The International Monetary Fund (IMF) has said that the ongoing trade war between the United States (US) and China will slow down the global economy. Yet both countries are not listening.

The International Monetary Fund (IMF) has said that the ongoing trade war between the United States (US) and China will slow down the global economy. Yet both countries are not listening.

Free trade means that goods will be produced in that country which can make them at the lowest price. If the cost of making a car in India is Rs 5 lakh and the cost of making the same car in the US is Rs 7 lakh; then it is better to manufacture the car in India; add, say, Rs 1 lakh for transport, export and sell it in the US for Rs 6 lakh.

The US consumer will be benefitted by such free trade. She will get the car for Rs 6 lakh instead of having to buy it for Rs 7 lakh in the absence of free trade.

It is clear, therefore, that free trade makes available goods to the consumer at a lesser price. We can see this in the availability of cheap goods like CFL bulbs that have been manufactured in China; exported to India and made available to the Indian consumer at a low price.

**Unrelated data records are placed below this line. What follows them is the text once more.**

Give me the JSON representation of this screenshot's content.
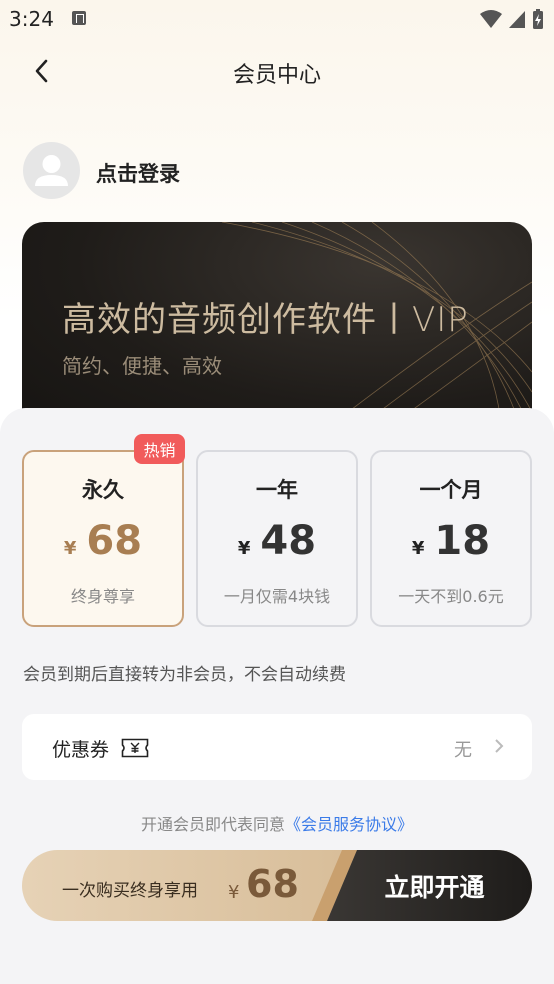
{
  "status_bar": {
    "time": "3:24"
  },
  "header": {
    "title": "会员中心"
  },
  "user": {
    "login_label": "点击登录"
  },
  "banner": {
    "title": "高效的音频创作软件丨VIP",
    "subtitle": "简约、便捷、高效"
  },
  "plans": [
    {
      "name": "永久",
      "currency": "¥",
      "price": "68",
      "desc": "终身尊享",
      "selected": true,
      "badge": "热销"
    },
    {
      "name": "一年",
      "currency": "¥",
      "price": "48",
      "desc": "一月仅需4块钱",
      "selected": false
    },
    {
      "name": "一个月",
      "currency": "¥",
      "price": "18",
      "desc": "一天不到0.6元",
      "selected": false
    }
  ],
  "notice": "会员到期后直接转为非会员，不会自动续费",
  "coupon": {
    "label": "优惠券",
    "value": "无"
  },
  "agreement": {
    "text": "开通会员即代表同意",
    "link": "《会员服务协议》"
  },
  "purchase": {
    "text": "一次购买终身享用",
    "currency": "¥",
    "price": "68",
    "button": "立即开通"
  },
  "colors": {
    "accent_gold": "#a87e52",
    "badge_red": "#f15b5b",
    "link_blue": "#3b7be8"
  }
}
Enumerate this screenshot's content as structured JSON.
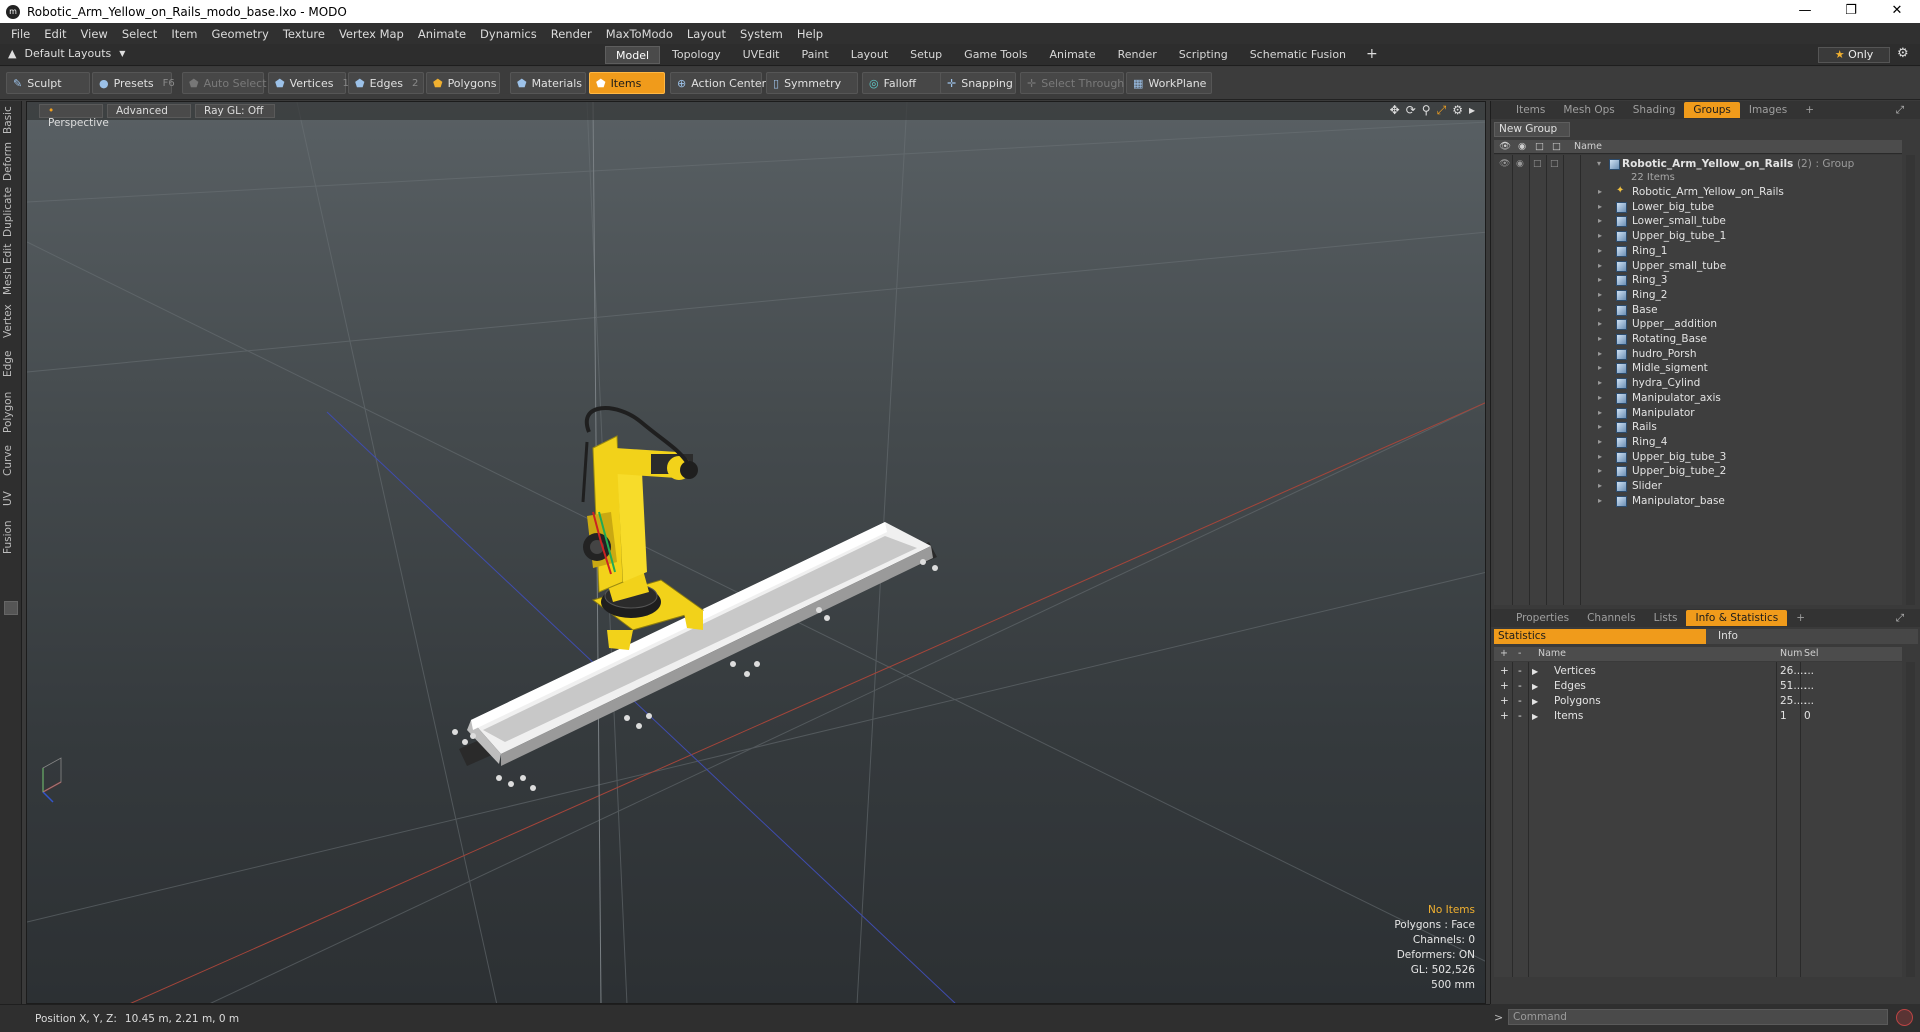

The US is benefitting hugely from free trade. It is importing cheap electronic items from China, garments from Bangladesh and sugar from Brazil. So, why is President Trump imposing import duties on goods imported from China?

That is increasing the cost of electronic items to the US consumer. More importantly, why is the US voter standing behind Trump? Why is he willing to axe his own feet by supporting Trump and being forced to buy expensive goods?

The answer lies in jobs. The wages are less in China, Bangladesh and Brazil. It is beneficial for US Multinational Corporations (MNCs) to produce electronics, garments and sugar in these countries and import the goods into the US.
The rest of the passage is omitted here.